Let’s get to know a little more about Kayla here! + Look for the full interview including Kayla’s thoughts on the age-eligibility change for Tokyo, what advice she received from Morgan Hurd at the American Cup, what she’s most looking forward to competing as a Florida Gator & more in the next issue of Inside Gymnastics magazine!
Many of your U.S. teammates and athletes around the world have described their initial shock and sadness learning the Tokyo Olympics were postponed. Can you take us through your process learning the news and how you adjusted to the new reality?
Everything that was happening with the virus and the impact it was and still is having on so many, was concerning and sad. The news on the Olympics being delayed was disappointing but certainly understandable. My approach before this was to take things one day at a time, which hasn’t changed, and I’ve been trying to not worry about the things that I cannot control. I am going to continue to focus on my upgrades and definitely remain positive and hopeful for an amazing 2021!
Describe your current workout schedule for us…
I have resumed my full training schedule and it is great to be in the gym! I practice twice a day from Monday to Friday, four hours in the morning and two and a half hours in the afternoon.
What was it like being back in the gym after quarantine? Has it been easy to get your skills back?
It was definitely an unusual situation and so great to get back into the gym. The skills came back quicker than I anticipated! It was helpful to continue to do as much as I could until the restrictions in Maryland were lifted.
Any new skills or fun things you’ve been trying since being back?
Since getting back into the gym, we have our own chalk bags now, so that has been fun carrying that around the gym, LOL! I have been working on adding several upgrades and new connections on pretty much all events. This really makes each day exciting and challenging as Coach Kelli and I work on new combinations and routines.
What did your success in 2019 do for your confidence level?
The success was really good for both my confidence level and my approach to handling high-pressure situations. It was a good feeling to have the hard work and preparation for those meets paying off. As I look ahead, I am focused on holding myself to a high standard, pushing myself at practice and working to be as prepared as possible for what’s ahead.
Now that you’ve had a chance to reflect, what did you learn from your experiences at American Cup that helped you as an athlete? You had a rough one-touch and then came out and nailed every event in the meet…
My one-touch on bars was definitely not what I was expecting to happen, but it was a great learning experience to be able to have a rough warm-up and bounce back to hit the routine during competition. After the one-touch, Coach Kelli was great and helped me calm my nerves and reset myself.
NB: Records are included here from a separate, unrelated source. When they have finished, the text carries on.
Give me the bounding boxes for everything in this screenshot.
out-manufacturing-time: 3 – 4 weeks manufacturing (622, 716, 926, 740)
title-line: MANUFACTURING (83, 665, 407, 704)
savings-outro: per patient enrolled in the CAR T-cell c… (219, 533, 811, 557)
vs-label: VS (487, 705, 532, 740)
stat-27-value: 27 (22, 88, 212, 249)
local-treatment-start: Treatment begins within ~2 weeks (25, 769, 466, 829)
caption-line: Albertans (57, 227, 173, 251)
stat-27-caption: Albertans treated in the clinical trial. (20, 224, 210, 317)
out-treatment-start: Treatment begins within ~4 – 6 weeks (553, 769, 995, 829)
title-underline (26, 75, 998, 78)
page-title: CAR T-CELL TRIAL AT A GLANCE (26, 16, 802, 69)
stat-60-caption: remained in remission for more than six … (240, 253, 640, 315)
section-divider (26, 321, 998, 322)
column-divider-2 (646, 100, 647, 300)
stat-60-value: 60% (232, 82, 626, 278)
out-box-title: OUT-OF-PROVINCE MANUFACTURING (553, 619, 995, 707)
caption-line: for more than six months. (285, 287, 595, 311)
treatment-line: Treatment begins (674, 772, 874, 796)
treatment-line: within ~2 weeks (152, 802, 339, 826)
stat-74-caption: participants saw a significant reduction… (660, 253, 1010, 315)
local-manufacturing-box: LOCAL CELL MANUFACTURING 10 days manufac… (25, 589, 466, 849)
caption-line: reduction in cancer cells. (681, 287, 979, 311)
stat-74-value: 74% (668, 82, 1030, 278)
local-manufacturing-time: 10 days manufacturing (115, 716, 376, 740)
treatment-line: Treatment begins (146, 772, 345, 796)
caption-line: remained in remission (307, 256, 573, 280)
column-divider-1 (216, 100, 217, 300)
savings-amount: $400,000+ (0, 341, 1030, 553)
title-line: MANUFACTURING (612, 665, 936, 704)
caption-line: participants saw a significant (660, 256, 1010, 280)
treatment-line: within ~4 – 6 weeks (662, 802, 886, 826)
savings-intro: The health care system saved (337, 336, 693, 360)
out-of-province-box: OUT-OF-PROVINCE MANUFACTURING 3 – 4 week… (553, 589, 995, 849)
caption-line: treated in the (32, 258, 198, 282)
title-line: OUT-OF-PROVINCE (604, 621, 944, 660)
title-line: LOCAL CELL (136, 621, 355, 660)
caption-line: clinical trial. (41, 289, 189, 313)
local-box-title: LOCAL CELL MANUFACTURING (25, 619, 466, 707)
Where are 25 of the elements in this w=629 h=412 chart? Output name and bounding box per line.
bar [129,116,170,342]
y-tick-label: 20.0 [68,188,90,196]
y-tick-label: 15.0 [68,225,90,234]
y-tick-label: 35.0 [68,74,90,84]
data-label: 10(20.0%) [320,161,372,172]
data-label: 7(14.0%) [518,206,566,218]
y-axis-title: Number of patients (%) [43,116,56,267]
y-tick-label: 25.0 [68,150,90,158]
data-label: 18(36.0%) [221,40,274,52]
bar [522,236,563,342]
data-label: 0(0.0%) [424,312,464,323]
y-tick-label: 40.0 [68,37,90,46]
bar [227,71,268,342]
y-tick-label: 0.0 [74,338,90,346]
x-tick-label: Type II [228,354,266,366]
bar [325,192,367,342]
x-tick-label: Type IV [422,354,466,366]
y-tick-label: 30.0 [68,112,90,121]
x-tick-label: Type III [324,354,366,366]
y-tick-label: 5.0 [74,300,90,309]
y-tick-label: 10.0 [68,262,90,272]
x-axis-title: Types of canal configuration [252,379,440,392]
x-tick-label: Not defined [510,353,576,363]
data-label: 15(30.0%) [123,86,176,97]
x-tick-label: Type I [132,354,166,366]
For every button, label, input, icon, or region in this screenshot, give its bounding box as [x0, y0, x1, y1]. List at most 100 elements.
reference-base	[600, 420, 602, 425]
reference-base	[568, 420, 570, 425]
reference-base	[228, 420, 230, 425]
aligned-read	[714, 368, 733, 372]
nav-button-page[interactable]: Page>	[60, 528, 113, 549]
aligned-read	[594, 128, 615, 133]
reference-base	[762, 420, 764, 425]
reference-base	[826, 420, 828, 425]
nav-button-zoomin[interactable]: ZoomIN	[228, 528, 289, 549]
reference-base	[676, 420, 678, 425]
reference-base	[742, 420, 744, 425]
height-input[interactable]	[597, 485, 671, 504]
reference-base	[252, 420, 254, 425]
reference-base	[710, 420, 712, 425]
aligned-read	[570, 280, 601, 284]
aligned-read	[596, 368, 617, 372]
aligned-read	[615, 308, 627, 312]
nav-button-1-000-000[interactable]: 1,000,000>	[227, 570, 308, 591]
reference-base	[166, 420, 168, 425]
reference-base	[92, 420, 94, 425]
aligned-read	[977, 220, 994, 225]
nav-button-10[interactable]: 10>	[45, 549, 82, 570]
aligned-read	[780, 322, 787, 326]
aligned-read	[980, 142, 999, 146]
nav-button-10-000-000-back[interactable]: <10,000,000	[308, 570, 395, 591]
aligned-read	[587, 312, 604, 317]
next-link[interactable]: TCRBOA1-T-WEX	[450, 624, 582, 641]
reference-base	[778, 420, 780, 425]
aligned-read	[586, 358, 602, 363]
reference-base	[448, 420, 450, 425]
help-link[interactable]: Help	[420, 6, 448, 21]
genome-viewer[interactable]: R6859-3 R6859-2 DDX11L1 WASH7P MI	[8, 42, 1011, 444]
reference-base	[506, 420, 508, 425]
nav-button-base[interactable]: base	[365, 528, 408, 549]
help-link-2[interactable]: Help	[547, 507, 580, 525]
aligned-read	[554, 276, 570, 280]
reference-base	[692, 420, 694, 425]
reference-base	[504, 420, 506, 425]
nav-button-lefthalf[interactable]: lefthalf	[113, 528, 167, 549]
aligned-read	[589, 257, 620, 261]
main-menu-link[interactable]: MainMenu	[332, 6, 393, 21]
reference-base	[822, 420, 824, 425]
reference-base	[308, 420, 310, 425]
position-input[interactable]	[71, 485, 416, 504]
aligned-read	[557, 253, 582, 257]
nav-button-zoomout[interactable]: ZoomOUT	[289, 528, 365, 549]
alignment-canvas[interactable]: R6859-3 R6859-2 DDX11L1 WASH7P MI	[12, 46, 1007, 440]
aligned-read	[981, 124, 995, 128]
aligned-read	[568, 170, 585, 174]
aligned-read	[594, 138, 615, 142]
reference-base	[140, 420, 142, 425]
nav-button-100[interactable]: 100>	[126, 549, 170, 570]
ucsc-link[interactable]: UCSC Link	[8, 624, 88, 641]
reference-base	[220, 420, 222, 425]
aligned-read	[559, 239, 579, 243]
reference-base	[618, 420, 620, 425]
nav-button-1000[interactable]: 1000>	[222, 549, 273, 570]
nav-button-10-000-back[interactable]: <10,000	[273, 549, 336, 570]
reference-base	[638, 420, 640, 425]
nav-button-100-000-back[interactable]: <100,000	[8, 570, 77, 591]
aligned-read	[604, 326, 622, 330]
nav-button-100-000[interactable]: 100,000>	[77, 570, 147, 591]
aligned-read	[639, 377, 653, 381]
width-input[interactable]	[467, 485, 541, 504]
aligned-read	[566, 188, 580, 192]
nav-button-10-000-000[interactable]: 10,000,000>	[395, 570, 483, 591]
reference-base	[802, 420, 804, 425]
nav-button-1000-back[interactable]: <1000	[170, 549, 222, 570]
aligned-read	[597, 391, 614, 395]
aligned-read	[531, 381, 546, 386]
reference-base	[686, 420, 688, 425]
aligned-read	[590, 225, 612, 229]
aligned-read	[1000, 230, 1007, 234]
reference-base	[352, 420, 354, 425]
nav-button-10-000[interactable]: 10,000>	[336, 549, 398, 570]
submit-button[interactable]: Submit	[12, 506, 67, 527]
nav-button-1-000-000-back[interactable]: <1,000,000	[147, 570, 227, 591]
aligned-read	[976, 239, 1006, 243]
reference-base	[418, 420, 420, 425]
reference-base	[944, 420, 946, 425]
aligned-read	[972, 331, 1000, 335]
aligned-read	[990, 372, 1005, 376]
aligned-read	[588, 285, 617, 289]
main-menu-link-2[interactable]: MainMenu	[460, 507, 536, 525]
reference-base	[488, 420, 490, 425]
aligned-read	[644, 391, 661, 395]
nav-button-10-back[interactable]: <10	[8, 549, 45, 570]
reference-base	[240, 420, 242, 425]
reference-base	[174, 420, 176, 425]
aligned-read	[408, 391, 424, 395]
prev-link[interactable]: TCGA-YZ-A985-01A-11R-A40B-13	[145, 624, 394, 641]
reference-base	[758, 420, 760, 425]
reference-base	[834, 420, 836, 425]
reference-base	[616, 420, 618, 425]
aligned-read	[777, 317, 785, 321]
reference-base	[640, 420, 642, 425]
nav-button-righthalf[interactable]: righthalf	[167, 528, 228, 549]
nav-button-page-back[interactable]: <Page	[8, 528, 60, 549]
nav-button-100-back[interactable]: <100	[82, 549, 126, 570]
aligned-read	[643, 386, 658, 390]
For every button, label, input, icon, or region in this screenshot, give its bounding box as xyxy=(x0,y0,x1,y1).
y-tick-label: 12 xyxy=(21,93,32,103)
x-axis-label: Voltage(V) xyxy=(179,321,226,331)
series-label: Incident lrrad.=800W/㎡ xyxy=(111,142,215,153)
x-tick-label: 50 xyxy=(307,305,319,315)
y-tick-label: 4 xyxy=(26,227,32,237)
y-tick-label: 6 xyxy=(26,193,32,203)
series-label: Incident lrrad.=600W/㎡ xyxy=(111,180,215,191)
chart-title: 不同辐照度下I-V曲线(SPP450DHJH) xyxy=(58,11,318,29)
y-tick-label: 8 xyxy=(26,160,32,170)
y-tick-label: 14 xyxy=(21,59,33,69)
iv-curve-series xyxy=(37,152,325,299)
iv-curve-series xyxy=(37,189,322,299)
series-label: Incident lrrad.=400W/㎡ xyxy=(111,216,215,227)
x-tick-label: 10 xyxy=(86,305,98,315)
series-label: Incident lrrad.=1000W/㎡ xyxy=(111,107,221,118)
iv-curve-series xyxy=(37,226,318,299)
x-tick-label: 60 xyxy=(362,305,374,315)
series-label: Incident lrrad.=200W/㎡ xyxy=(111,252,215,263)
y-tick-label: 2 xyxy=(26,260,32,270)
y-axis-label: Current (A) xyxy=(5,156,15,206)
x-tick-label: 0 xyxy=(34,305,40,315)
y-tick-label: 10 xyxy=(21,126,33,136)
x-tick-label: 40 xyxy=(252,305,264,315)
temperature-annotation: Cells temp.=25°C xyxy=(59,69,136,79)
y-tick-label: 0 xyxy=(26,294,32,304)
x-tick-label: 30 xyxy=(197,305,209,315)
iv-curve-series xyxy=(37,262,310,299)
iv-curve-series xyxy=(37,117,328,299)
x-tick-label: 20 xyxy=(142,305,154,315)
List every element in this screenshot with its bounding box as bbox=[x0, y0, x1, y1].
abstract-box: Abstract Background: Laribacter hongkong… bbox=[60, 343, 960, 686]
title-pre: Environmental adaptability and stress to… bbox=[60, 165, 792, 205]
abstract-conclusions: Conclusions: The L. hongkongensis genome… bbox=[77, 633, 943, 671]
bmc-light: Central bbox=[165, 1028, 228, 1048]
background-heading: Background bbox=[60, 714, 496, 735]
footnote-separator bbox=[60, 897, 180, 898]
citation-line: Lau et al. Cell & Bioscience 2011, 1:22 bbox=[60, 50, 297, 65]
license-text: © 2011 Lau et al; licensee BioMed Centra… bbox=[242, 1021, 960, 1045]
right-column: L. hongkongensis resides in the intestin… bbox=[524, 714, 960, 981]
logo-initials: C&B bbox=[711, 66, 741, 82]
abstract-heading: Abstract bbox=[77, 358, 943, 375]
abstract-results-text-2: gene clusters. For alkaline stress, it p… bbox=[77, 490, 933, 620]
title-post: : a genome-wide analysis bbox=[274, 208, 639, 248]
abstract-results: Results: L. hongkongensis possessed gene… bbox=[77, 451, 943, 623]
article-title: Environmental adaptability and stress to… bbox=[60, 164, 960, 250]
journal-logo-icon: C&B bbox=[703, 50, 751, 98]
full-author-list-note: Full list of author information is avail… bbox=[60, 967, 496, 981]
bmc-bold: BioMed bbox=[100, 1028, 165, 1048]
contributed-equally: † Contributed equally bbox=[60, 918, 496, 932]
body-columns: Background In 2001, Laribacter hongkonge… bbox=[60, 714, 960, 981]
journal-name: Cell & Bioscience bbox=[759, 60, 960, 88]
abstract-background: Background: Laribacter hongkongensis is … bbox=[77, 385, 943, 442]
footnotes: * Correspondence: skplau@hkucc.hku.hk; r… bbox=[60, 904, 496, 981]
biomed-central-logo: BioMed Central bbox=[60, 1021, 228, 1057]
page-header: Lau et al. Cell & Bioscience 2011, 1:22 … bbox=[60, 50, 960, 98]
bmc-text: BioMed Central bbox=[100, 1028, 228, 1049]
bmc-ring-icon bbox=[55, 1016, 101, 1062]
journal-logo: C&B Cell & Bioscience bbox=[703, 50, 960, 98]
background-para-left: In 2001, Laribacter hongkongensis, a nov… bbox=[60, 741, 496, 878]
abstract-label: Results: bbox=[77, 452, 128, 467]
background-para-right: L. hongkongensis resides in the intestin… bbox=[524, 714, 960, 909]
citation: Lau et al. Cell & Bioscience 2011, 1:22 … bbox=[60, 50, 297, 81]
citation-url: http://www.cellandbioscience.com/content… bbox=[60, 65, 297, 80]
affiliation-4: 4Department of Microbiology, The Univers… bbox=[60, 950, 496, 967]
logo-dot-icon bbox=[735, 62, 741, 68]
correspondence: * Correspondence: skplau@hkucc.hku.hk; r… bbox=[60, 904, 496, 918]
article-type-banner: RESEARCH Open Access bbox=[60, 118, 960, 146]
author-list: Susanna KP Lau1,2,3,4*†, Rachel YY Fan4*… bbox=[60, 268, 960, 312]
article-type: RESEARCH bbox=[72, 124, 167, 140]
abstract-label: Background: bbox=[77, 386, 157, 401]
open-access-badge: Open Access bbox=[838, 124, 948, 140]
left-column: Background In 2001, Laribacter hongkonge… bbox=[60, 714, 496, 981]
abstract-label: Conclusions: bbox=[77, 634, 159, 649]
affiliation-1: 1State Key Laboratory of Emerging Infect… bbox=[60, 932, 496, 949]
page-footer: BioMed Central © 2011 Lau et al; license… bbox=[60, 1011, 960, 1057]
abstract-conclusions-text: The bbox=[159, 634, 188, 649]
The biggest takeaway was learning to trust myself and take it one skill at a time.
With the premiere of Athlete A, the #gymnastalliance movement and so much being written and reported about changing the culture of gymnastics, do you feel as an athlete your voice (or your collective voice as athletes), is being heard by your coaches and the national staff?
I do feel my voice is being heard by my coaches and the national staff. They all are and have been very supportive in my journey. I do miss being at camp, seeing my teammates and practicing with them. We have been staying in touch with each other and I look forward to us all getting back to camp when the time is right.
Who do you look up to most in your sport?
My role models are Dominique Dawes, Courtney Kupets, and Elise Ray. It is pretty cool that they trained at Hill’s Gymnastics and made it to the Olympics. They have also become very successful with their careers after gymnastics from being an owner of a gym to head college coaches.
What would you tell the Kayla who was just starting out in gymnastics about 2020? What advice would you have for her?
I would tell her to never give up on anything she wants to accomplish. Some days will be harder than others, but those hard, difficult days are the ones you learn the most from and help you get better. I would also tell her to laugh and have fun each and every day.
Favorite competition: Junior Worlds
Favorite Skill: Double layout full out
Favorite workout music: 2000’s throwbacks
Favorite app: Snapchat
Favorite thing to do outside of gym: Spend time with my friends around a bonfire or at the beach (sometimes both).